The sky has to be dark which means the lights are hard to see in summer. (Saw them one night while fishing the Kenai River in June so it is possible.) The best months are March and September; that’s when there are: 1) frequent displays, 2) clear skies, and 3) generally mild weather. You’ll still freeze your tail off though!
Best Time of Day:
Start looking about an hour and a half after sunset. But peak auroral activity is between 10pm and 2am solar time. Solar time is 2.5 hours after clock time during daylight savings time (April through October) and 1.5 hours after during standard daylight time (November through March). That means the best time for seeing the aurora during winter is 11:30pm-3:30 am with the peak at 1:30am.
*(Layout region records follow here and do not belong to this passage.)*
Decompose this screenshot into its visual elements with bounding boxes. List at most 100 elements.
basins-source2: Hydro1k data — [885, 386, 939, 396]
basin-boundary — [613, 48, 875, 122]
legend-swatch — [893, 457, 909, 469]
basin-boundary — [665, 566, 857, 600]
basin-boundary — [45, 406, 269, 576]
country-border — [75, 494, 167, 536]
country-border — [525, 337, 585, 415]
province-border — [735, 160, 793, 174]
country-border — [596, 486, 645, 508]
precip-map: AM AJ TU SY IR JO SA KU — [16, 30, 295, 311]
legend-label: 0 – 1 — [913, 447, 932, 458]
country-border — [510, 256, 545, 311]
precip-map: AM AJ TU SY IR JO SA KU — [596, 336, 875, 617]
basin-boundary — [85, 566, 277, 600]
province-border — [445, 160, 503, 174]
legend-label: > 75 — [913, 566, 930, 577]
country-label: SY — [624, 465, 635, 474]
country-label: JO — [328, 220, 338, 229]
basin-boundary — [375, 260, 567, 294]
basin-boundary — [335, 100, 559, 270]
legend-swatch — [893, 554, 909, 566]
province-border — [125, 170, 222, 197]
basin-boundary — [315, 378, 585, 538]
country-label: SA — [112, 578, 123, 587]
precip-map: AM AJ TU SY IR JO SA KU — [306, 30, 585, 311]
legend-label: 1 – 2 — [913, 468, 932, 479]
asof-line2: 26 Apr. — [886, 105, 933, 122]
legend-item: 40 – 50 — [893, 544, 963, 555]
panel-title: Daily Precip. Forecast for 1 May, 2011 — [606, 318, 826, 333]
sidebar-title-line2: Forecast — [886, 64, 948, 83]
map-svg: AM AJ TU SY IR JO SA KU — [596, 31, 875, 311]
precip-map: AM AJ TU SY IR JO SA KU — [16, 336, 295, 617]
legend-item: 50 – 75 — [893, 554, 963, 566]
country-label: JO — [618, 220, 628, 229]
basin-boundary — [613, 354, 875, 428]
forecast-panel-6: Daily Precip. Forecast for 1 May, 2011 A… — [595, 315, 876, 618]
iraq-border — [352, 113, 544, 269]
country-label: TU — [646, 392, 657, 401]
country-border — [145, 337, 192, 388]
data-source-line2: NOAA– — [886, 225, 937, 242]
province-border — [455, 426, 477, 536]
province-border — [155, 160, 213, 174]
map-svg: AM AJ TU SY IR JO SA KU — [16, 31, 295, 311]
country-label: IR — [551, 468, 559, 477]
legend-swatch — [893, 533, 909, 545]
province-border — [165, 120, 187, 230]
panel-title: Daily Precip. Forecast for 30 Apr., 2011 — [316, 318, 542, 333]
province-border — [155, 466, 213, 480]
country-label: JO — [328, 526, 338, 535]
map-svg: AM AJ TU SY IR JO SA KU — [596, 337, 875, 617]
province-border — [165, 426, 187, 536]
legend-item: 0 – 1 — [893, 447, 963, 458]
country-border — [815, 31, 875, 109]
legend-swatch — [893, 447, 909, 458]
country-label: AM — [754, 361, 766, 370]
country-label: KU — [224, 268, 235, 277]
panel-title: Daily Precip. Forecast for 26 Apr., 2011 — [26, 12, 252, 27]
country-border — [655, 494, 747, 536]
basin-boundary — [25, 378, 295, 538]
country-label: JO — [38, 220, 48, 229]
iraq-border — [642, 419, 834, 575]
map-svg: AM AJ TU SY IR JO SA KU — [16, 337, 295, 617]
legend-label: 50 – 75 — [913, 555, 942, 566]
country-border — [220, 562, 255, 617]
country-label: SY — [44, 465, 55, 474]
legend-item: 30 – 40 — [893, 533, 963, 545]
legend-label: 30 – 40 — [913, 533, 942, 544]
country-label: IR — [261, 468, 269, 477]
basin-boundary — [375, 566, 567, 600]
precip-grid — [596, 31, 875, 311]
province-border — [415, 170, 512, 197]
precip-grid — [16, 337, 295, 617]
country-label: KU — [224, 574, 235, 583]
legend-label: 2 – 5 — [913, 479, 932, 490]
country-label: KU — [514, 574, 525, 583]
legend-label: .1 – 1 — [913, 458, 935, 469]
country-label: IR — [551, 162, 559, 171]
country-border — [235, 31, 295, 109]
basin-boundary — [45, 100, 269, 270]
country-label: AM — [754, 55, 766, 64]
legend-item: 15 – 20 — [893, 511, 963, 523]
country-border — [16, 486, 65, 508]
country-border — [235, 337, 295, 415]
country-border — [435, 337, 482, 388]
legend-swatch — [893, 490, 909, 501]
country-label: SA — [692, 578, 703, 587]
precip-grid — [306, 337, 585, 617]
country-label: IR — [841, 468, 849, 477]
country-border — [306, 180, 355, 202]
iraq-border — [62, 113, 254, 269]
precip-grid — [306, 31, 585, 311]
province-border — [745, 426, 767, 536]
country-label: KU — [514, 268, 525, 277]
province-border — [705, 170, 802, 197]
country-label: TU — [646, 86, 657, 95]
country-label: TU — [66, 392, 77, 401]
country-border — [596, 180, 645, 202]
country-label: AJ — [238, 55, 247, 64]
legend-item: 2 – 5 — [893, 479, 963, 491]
During spring and fall (September and March), the best time is 12:30am-4:30am, with the peak falling at 2:30am.
The Right Conditions:
If it’s clear and dark enough to see stars, there’s a chance you’ll be able to see the aurora. Get away from city lights and hope for a clear night-if there’s a heavy overcast, you won’t be able to see it. Partly cloudy skies? You have a chance, but it needs to be a strong aurora for you to see it. But even if the sky is crystal clear, auroral activity varies greatly from night to night. Aurora
Best place to see the Alaska Aurora Borealis:
Anywhere north of the Mat-Su Valley is pretty decent but the Fairbanks area is the easiest place to see them on any given night. Hordes of Japanese tourists descend on Fairbanks over the winter just to see the Alaska Aurora Borealis. In Alaska, they can be seen as far south as Ketchikan.